What lessons can be learned from these examples? For me the most important is the principle of ‘mutual recognition’ in guiding processes of negotiation between conflicting groups with confidence, respect and esteem.
First, confidence: to understand others you must understand yourself - meaning that you must be confident that your own emotions, values and contributions to society are valid. What’s more, you must feel confident in your ability to enact change, and recognise that your actions have consequences. In this way, you recognise yourself as a morally responsible human being.

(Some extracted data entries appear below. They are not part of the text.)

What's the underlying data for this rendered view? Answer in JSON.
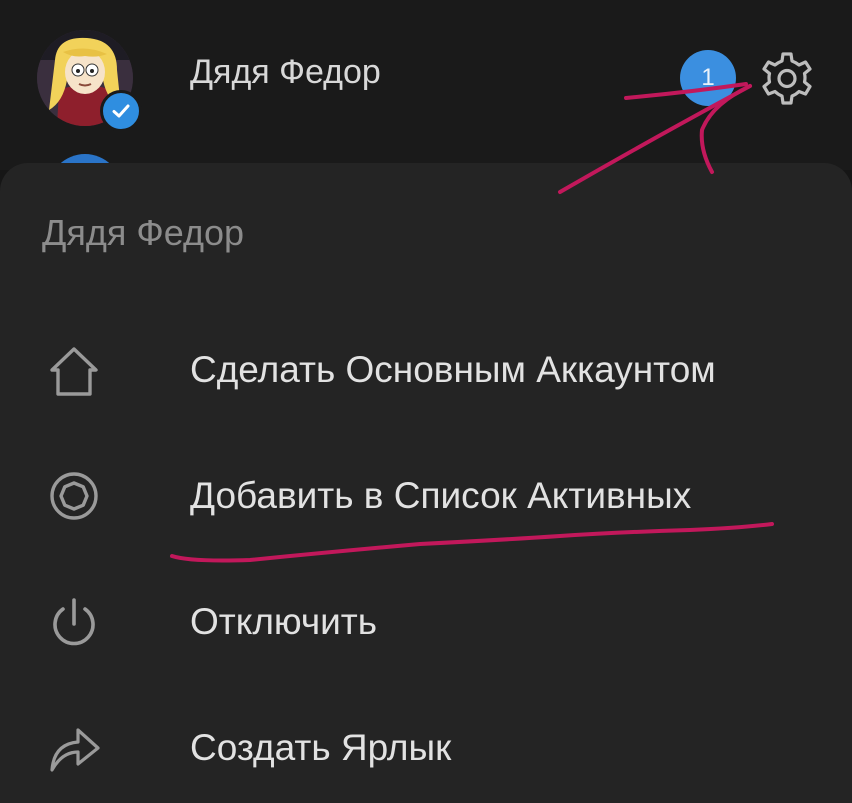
{
  "header": {
    "account_name": "Дядя Федор",
    "notification_count": "1"
  },
  "sheet": {
    "title": "Дядя Федор",
    "items": [
      {
        "label": "Сделать Основным Аккаунтом",
        "icon": "home-icon"
      },
      {
        "label": "Добавить в Список Активных",
        "icon": "record-icon"
      },
      {
        "label": "Отключить",
        "icon": "power-icon"
      },
      {
        "label": "Создать Ярлык",
        "icon": "share-arrow-icon"
      }
    ]
  },
  "colors": {
    "background": "#161616",
    "sheet": "#242424",
    "accent_blue": "#3b8fe0",
    "annotation": "#c2185b"
  }
}
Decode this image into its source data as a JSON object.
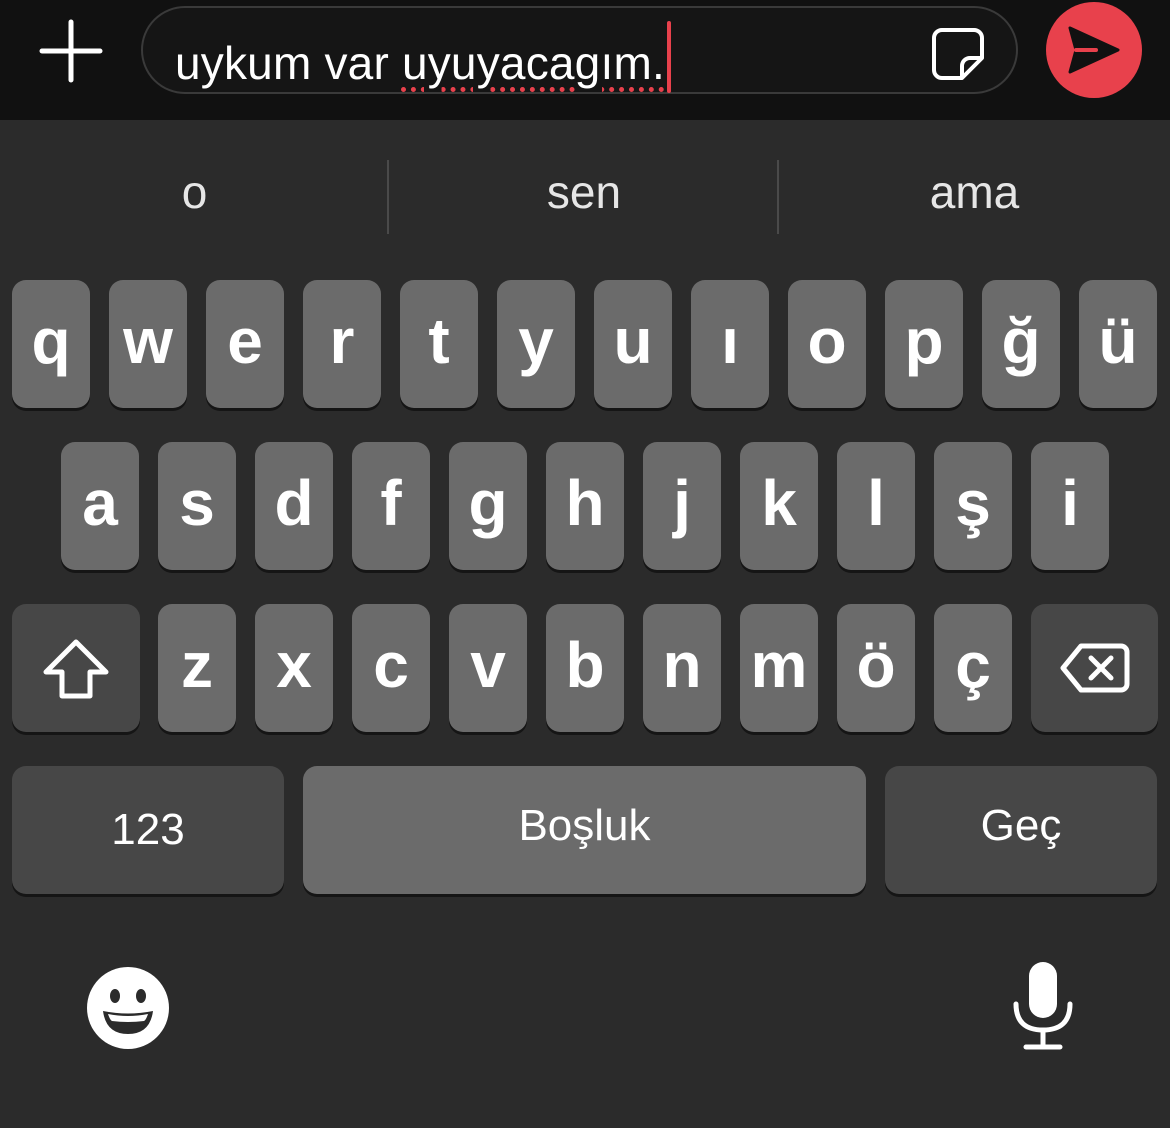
{
  "composer": {
    "text_before": "uykum var ",
    "misspelled_word": "uyuyacagım.",
    "add_icon": "plus-icon",
    "sticker_icon": "sticker-icon",
    "send_icon": "send-icon",
    "accent_color": "#e8414c"
  },
  "suggestions": [
    "o",
    "sen",
    "ama"
  ],
  "keyboard": {
    "row1": [
      "q",
      "w",
      "e",
      "r",
      "t",
      "y",
      "u",
      "ı",
      "o",
      "p",
      "ğ",
      "ü"
    ],
    "row2": [
      "a",
      "s",
      "d",
      "f",
      "g",
      "h",
      "j",
      "k",
      "l",
      "ş",
      "i"
    ],
    "row3": [
      "z",
      "x",
      "c",
      "v",
      "b",
      "n",
      "m",
      "ö",
      "ç"
    ],
    "shift_icon": "shift-icon",
    "backspace_icon": "backspace-icon",
    "numbers_label": "123",
    "space_label": "Boşluk",
    "return_label": "Geç",
    "emoji_icon": "emoji-icon",
    "mic_icon": "microphone-icon"
  }
}
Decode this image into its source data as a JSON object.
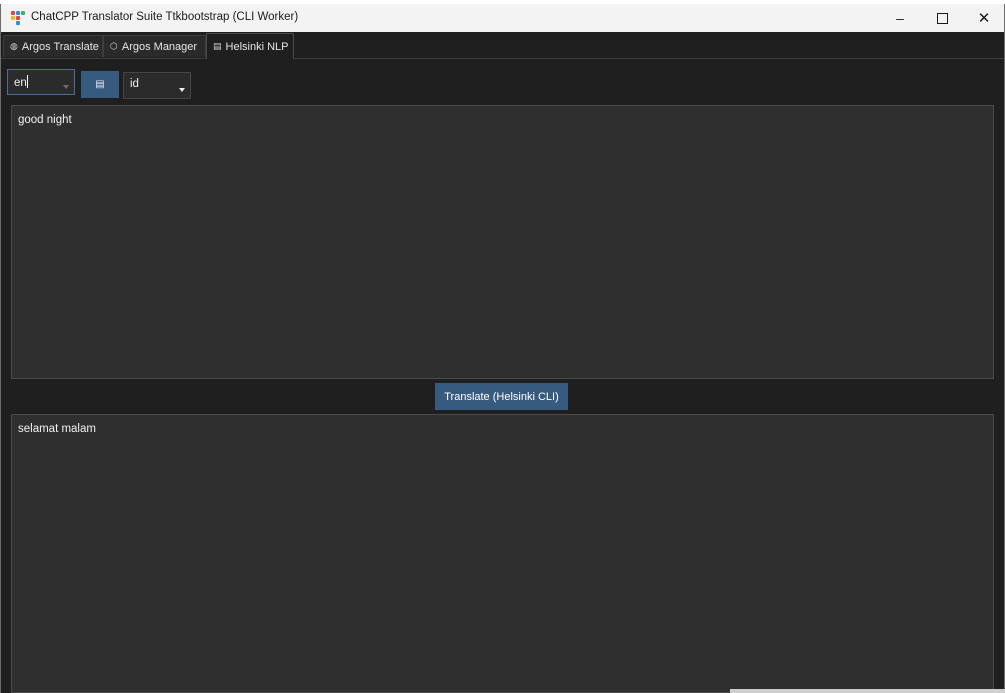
{
  "window": {
    "title": "ChatCPP Translator Suite Ttkbootstrap (CLI Worker)",
    "controls": {
      "minimize_icon": "minimize-icon",
      "maximize_icon": "maximize-icon",
      "close_icon": "close-icon"
    }
  },
  "tabs": [
    {
      "label": "Argos Translate",
      "icon": "globe-icon",
      "active": false
    },
    {
      "label": "Argos Manager",
      "icon": "package-icon",
      "active": false
    },
    {
      "label": "Helsinki NLP",
      "icon": "floppy-icon",
      "active": true
    }
  ],
  "controls": {
    "source_language": "en",
    "swap_icon": "swap-icon",
    "target_language": "id"
  },
  "input": {
    "text": "good night"
  },
  "translate_button": {
    "label": "Translate (Helsinki CLI)"
  },
  "output": {
    "text": "selamat malam"
  },
  "colors": {
    "window_bg": "#1f1f1f",
    "textbox_bg": "#2f2f2f",
    "accent": "#375a7f",
    "titlebar_bg": "#f3f3f3"
  }
}
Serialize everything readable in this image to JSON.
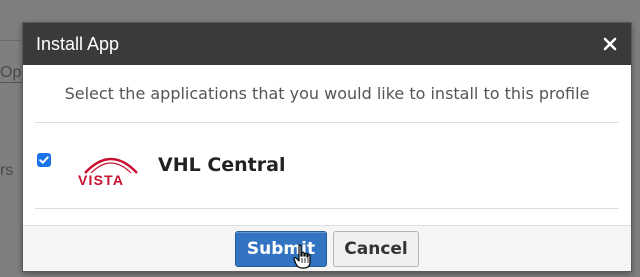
{
  "background": {
    "fragment_top": "Op",
    "fragment_mid": "rs"
  },
  "dialog": {
    "title": "Install App",
    "close_glyph": "✕",
    "instructions": "Select the applications that you would like to install to this profile"
  },
  "apps": [
    {
      "name": "VHL Central",
      "logo_text": "VISTA",
      "checked": true,
      "icon": "vista-logo-icon"
    }
  ],
  "footer": {
    "submit_label": "Submit",
    "cancel_label": "Cancel"
  },
  "colors": {
    "header_bg": "#3a3a3a",
    "submit_bg": "#3274c1",
    "checkbox": "#1a73e8",
    "vista_red": "#c8102e"
  }
}
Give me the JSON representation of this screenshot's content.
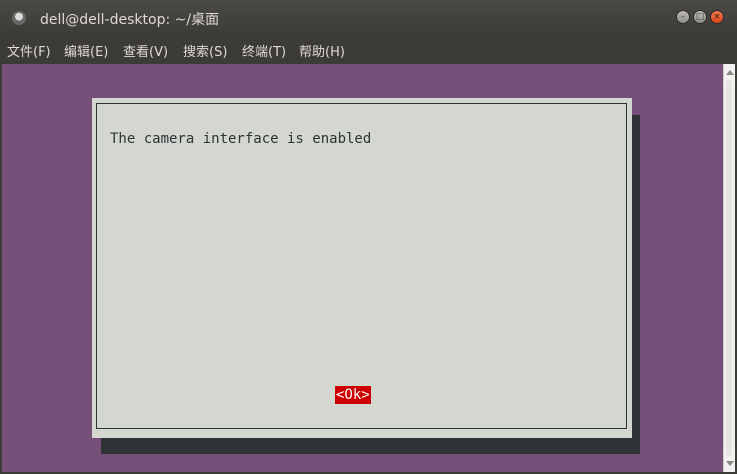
{
  "window": {
    "title": "dell@dell-desktop: ~/桌面",
    "icon": "terminal-icon",
    "buttons": {
      "minimize": "minimize-icon",
      "maximize": "maximize-icon",
      "close": "close-icon"
    }
  },
  "menubar": {
    "items": [
      {
        "label": "文件(F)"
      },
      {
        "label": "编辑(E)"
      },
      {
        "label": "查看(V)"
      },
      {
        "label": "搜索(S)"
      },
      {
        "label": "终端(T)"
      },
      {
        "label": "帮助(H)"
      }
    ]
  },
  "dialog": {
    "message": "The camera interface is enabled",
    "ok_label": "<Ok>"
  },
  "colors": {
    "terminal_background": "#77507a",
    "dialog_background": "#d3d7cf",
    "dialog_shadow": "#2e3436",
    "ok_highlight": "#cc0000"
  }
}
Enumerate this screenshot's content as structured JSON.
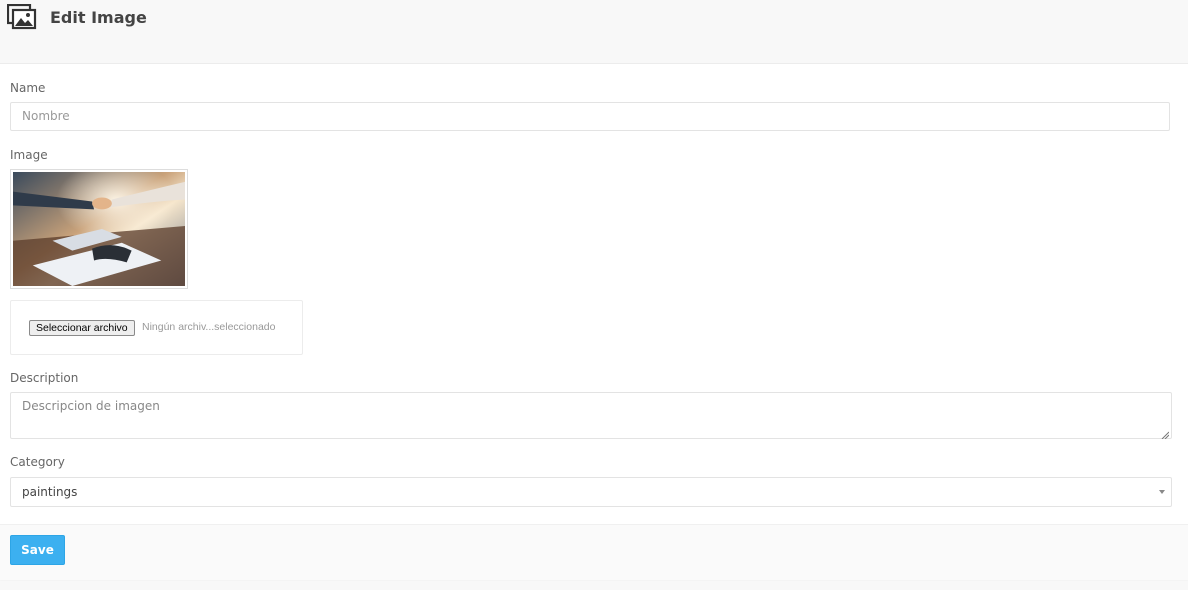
{
  "header": {
    "title": "Edit Image",
    "icon": "image-gallery-icon"
  },
  "form": {
    "name": {
      "label": "Name",
      "placeholder": "Nombre",
      "value": ""
    },
    "image": {
      "label": "Image",
      "file_button_label": "Seleccionar archivo",
      "file_status": "Ningún archiv...seleccionado"
    },
    "description": {
      "label": "Description",
      "placeholder": "Descripcion de imagen",
      "value": ""
    },
    "category": {
      "label": "Category",
      "selected": "paintings"
    }
  },
  "footer": {
    "save_label": "Save"
  },
  "colors": {
    "save_button": "#3cb0f0",
    "page_background": "#f8f8f8",
    "card_background": "#ffffff"
  }
}
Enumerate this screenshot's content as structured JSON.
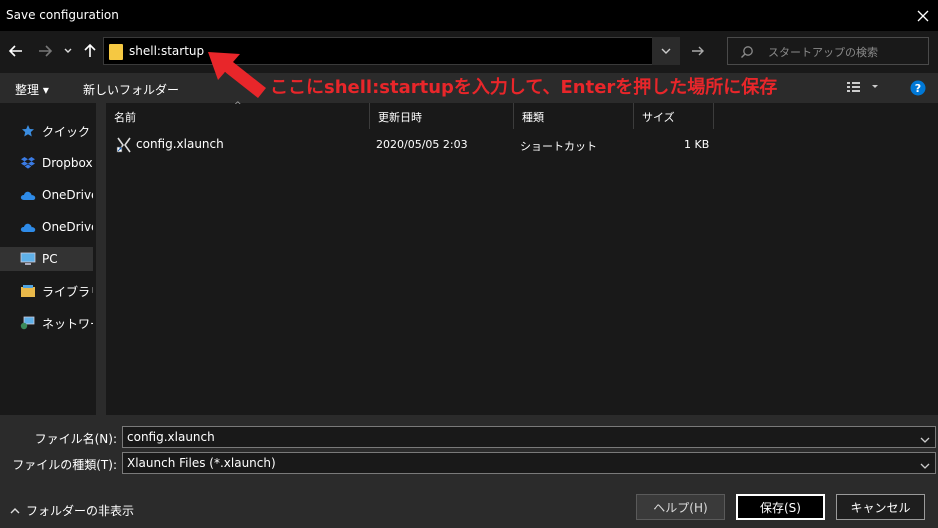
{
  "window": {
    "title": "Save configuration"
  },
  "nav": {
    "address": "shell:startup",
    "search_placeholder": "スタートアップの検索"
  },
  "toolbar": {
    "organize": "整理 ▾",
    "new_folder": "新しいフォルダー"
  },
  "annotation": "ここにshell:startupを入力して、Enterを押した場所に保存",
  "sidebar": {
    "items": [
      {
        "label": "クイック アクセス",
        "icon": "star-icon"
      },
      {
        "label": "Dropbox",
        "icon": "dropbox-icon"
      },
      {
        "label": "OneDrive",
        "icon": "cloud-icon"
      },
      {
        "label": "OneDrive",
        "icon": "cloud-icon"
      },
      {
        "label": "PC",
        "icon": "pc-icon"
      },
      {
        "label": "ライブラリ",
        "icon": "library-icon"
      },
      {
        "label": "ネットワーク",
        "icon": "network-icon"
      }
    ]
  },
  "columns": {
    "name": "名前",
    "modified": "更新日時",
    "type": "種類",
    "size": "サイズ"
  },
  "files": [
    {
      "name": "config.xlaunch",
      "modified": "2020/05/05 2:03",
      "type": "ショートカット",
      "size": "1 KB"
    }
  ],
  "form": {
    "filename_label": "ファイル名(N):",
    "filename_value": "config.xlaunch",
    "filetype_label": "ファイルの種類(T):",
    "filetype_value": "Xlaunch Files (*.xlaunch)"
  },
  "footer": {
    "hide_folders": "フォルダーの非表示",
    "help": "ヘルプ(H)",
    "save": "保存(S)",
    "cancel": "キャンセル"
  },
  "colors": {
    "annotation": "#e8262a",
    "folder": "#f5c842",
    "accent": "#0078d7"
  }
}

Second, respect: when you are confident you can take a look at others, recognising that they too have valid emotions, values and contributions to society. They are also responsible human beings and deserve equal recognition for being so. We are all entitled to rights that respect our humanity.
Third, esteem: through respect we understand that all people have equal rights. Adding esteem into the equation extends those rights to the equal expression of our differences. In the modern world we need an abundance of difference to uphold complex societies, so we should hold difference in esteem.
So far so good, but there are some obvious objections to this framing. The first concerns presumptions of equality where power is asymmetrical. In the case of Germany and Greece, for example, Germany was in a much more powerful position, so how could recognition be ‘mutual?’
The answer is that, although recognition requires input from all sides, it takes more commitment from the stronger party, because it is much easier for them to dismiss the concerns of the weak. The continued denial of recognition from those in power can only lead to instability. Groups have to go through a difficult and respectful process to find genuine common ground, as opposed to an artificial consensus.
Secondly, why should we ‘recognise’ misogynist, racist, anti-Semitic and xenophobic views as valid? The theory of mutual recognition helps us turn this question on its head. Those with these views don’t respect the humanity and identities of others; instead they deny recognition to women, people of colour, Jews and immigrants. The frame I’m presenting provides a way of understanding and communicating why these attitudes are so damaging and how we might combat them, since we can simultaneously expose racism and misogyny and look to understand other aspects of the identities of such groups which are not bigoted or xenophobic.
Theories like this can help us to address division and polarisation, because without them we can’t understand where the problem comes from or how to handle it in terms other than opposition. So, for example, in my pro-choice/pro-life example this is how I re-framed seemingly-irreconcilable positions: when I approached the pro-life feminists I was already confident in my own identity as a feminist, but I also took steps to recognise them by understanding their own ideas on their own terms. I understood their interpretation of feminist values and respected them as feminists. Through this examination, I returned to reflect on my own ideology and recognised where there were similarities, and equally importantly, where I had to stand my ground if we were to ever have a future negotiation. This is the process of mutual recognition: try and find some commonalities and see if you can negotiate around the differences.
I try to follow the same process in the rest of my personal life and work. It takes a long time, and it can be very hard. A disagreement never lasts for half an hour. Instead it’s a process that takes days if not weeks. There are no quick fixes when it comes to conflict, but having a structure can help. Practicing confidence, respect and esteem provides a useful way to build bridges in divided communities. I hope you’ll try it.